Across town, in a strip-mall store that specializes in bobblehead collectibles, a bearded middle-aged man removed his shirt to reveal If necessary, will fight alone scratched across his shoulders. He attributes the slogan to the Apache chief Geronimo. Like Geronimo, the man is a Native American. He’s also a Marine vet who served in Desert Storm and spent five years in prison, charged with “conspiracy to transport aliens.” In his case, that should be anyone who’s not Native American, I assume.

In a barbershop close by, a barber finished trimming a Border Patrol agent and then pulled down his collar. I saw Show no Love. Love will Get you Killed. Another barber lifted his shirt to expose an elaborate religious scene and huge words: Fear No Evil, from the 23rd psalm.

I also encountered that phrase in another language. About an hour later, a man waiting to join the Armed Forces Appreciation Day festivities in Eagle Pass’s Shelby Park showed me the entire 23rd psalm, running down his right arm, in Hebrew. After surviving combat overseas, he flew to Tel Aviv to find an artist who could tattoo the words that had comforted him in battle, but in the psalm’s original language. He didn’t allow me to photograph his face.

Through my years of tracking word tattoos, “Fear no evil” and other references to Psalm 23 have been a constant. I recall walking back from dinner with colleagues on a warm Hong Kong night, and observing in an open-air bar a muscled local man with the words 23rd Psalm in Hebrew on his forearm. His buddy whipped off his shirt and showed me “Fear no evil” in Latin. They posed together.

The following night, in another bar on the same street, a young man displayed Family Comes First inked below his bicep. He seemed surprised that I didn’t recognize it as a line from the TV show Breaking Bad. He was far from his own family, which lives in Inner Mongolia’s second-largest city. He drank Brooklyn Lager and tried to cheer up his friend, who was slumped in the opposite seat, distraught by the news that his wife is expecting a second child. The responsibility of providing for the first child was already overwhelming him, and he was worried that the stress would cause him to become an abusive father, like his own was.

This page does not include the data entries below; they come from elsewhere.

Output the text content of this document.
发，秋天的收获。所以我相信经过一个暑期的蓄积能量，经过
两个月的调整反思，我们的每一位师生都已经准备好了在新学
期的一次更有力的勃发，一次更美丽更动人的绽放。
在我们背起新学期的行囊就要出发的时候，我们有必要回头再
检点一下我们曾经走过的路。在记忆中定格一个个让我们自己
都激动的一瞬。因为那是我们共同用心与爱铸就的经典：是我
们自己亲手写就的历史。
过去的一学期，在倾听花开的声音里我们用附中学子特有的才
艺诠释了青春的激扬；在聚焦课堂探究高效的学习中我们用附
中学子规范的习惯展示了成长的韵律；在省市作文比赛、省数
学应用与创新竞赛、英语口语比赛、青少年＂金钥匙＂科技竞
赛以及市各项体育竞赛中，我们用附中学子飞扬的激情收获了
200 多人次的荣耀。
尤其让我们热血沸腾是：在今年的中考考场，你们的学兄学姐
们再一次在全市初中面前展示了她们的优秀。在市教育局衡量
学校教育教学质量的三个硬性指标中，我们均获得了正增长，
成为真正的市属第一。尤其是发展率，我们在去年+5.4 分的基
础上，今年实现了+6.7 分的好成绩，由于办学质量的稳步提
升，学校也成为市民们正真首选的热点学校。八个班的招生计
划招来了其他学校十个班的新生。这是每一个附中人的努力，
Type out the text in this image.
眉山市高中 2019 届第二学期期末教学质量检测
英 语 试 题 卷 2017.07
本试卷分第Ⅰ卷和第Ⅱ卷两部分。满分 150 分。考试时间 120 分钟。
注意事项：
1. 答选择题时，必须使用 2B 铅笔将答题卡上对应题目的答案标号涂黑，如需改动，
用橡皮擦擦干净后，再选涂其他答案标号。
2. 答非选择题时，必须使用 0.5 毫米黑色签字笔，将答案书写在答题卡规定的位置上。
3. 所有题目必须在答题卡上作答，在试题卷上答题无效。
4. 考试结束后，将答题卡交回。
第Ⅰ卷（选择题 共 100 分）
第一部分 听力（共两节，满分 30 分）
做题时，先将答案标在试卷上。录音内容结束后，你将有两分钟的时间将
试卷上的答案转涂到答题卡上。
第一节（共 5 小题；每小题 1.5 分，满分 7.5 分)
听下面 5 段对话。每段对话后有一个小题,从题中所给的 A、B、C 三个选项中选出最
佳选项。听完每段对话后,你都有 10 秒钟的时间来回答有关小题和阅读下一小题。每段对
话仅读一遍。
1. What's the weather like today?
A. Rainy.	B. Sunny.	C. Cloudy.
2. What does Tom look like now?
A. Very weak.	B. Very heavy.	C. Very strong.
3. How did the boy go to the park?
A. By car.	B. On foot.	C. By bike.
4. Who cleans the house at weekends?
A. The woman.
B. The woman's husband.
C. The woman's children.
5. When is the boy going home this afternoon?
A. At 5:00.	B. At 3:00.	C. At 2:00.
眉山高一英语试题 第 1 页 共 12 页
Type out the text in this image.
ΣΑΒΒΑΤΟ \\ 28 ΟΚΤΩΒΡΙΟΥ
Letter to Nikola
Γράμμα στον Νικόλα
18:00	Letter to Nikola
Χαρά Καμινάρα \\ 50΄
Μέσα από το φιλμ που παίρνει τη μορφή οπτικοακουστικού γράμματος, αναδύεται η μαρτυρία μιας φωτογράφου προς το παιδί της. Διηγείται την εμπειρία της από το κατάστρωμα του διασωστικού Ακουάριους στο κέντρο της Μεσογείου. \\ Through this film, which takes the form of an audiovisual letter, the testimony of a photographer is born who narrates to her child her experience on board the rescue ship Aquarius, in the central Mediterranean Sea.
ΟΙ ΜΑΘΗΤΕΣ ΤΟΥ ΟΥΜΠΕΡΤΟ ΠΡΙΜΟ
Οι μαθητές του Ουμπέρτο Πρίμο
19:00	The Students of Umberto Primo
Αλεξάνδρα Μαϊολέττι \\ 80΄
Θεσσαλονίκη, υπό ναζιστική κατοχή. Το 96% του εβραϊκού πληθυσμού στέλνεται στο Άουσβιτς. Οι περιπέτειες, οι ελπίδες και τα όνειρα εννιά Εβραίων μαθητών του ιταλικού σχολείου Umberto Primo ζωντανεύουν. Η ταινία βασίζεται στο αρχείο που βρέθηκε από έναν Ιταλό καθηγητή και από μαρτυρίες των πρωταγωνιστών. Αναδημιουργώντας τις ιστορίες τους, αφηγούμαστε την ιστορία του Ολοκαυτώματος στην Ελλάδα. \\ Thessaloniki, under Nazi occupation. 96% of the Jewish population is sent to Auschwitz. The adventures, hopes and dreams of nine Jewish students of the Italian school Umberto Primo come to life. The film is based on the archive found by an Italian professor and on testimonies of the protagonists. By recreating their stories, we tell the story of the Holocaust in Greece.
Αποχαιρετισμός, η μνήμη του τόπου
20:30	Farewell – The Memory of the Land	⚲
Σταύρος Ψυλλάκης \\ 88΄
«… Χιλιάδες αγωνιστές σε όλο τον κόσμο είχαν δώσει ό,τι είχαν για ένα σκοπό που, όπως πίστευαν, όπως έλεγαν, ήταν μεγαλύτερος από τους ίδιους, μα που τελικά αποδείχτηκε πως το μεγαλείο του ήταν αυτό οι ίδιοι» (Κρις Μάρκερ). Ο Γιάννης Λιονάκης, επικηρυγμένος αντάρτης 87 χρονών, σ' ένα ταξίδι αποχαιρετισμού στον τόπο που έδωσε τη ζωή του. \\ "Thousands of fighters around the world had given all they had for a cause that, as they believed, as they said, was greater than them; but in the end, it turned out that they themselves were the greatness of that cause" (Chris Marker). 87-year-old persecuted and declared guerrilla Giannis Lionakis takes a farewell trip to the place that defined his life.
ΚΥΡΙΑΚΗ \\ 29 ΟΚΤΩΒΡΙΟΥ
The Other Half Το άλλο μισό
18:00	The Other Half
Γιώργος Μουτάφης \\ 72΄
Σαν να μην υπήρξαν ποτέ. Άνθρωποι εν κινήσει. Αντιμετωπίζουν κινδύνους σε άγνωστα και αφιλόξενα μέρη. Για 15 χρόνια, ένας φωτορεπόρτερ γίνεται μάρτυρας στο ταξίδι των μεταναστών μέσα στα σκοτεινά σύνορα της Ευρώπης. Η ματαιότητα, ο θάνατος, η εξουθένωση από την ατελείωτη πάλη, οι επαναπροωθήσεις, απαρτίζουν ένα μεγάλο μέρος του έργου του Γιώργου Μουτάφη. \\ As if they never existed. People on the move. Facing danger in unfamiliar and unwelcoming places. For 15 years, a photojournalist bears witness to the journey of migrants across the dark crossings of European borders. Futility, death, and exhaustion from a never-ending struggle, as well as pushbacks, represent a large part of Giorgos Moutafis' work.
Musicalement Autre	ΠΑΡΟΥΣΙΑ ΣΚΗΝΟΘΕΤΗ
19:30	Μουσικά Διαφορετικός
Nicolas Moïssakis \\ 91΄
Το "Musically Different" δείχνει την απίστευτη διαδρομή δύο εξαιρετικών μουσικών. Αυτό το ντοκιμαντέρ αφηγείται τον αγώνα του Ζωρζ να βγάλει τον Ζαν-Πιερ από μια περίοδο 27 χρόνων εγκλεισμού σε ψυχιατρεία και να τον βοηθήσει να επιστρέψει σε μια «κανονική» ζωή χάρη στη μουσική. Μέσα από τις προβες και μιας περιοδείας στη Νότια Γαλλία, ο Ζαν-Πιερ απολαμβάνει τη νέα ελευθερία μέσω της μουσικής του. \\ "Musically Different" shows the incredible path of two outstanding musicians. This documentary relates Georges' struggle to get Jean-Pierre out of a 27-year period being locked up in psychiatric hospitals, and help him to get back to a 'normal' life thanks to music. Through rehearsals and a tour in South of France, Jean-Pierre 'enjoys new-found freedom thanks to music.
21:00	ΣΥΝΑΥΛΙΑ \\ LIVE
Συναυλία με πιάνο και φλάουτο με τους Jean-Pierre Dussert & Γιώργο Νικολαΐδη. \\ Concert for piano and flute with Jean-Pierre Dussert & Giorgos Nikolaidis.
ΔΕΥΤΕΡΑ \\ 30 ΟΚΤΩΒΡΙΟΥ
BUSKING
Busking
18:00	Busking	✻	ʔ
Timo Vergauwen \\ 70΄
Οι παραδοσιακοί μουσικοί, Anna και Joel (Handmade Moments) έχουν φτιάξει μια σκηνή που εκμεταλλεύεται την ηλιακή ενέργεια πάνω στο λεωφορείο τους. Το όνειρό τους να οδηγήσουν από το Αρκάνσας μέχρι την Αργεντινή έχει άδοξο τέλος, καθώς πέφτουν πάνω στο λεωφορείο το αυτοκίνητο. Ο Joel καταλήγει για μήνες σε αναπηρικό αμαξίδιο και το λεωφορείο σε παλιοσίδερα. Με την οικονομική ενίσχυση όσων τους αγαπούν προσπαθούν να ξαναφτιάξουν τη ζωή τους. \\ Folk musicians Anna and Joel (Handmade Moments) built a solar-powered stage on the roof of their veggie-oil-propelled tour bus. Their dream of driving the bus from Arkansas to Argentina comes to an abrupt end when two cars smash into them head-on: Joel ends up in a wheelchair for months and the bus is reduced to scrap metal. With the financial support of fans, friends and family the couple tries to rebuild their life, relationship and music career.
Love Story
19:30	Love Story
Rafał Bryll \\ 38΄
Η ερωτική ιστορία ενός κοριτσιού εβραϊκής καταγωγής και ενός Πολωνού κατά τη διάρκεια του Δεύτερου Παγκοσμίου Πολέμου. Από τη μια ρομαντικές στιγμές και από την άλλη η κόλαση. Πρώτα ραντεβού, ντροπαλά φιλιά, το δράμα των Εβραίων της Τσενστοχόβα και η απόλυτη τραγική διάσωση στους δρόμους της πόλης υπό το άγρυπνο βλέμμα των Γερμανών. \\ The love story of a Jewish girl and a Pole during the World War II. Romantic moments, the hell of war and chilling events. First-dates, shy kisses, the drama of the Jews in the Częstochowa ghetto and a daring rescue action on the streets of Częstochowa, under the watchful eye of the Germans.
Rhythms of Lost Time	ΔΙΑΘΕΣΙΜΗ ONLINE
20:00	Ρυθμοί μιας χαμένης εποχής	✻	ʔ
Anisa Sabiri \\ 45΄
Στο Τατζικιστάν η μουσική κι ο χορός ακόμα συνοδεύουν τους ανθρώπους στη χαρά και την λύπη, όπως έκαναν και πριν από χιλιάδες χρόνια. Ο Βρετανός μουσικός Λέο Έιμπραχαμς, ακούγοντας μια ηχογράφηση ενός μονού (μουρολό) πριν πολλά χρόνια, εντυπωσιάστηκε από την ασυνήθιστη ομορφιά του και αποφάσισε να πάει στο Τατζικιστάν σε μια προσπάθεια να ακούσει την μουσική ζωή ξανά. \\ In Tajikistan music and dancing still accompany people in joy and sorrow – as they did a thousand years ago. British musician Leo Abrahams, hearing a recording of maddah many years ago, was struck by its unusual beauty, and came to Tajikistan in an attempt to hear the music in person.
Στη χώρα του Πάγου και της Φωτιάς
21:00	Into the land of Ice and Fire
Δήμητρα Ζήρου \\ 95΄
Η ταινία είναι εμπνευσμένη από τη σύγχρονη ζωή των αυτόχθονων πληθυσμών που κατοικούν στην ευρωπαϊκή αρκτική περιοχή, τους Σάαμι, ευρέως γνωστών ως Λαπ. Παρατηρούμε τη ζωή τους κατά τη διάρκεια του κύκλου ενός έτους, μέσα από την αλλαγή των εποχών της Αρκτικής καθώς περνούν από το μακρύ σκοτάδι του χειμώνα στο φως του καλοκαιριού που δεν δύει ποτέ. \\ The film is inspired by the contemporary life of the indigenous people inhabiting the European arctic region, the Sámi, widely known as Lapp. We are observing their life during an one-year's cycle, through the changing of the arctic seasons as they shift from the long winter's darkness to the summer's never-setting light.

As we drank beer and shared a pizza, I found myself offering my own version of support. I was quoting the words I learned from the shoulder of a cheerful woman on the deck of the Larkspur Ferry in San Francisco Bay (Instructions for living a life: Pay attention. Be astonished. Tell about it). And the affirmation I gleaned from the skin just below the edge of spandex shorts on the guy in front of me at a Sausalito bike shop (Yes). And what I captured from the shin of a waitress in New Orleans (If not now, then when?) And what I see daily on the arm of my local barista (Life is a beautiful mess).

Soon the two friends and I were joking, and when I stepped into the men’s room, they surprised me by paying the bill. Outside, the Hong Kong street was jammed with revelers, and with limbs bearing messages that communicate across continents and cultures. We walked out into the crowd, and somehow we were slightly taller.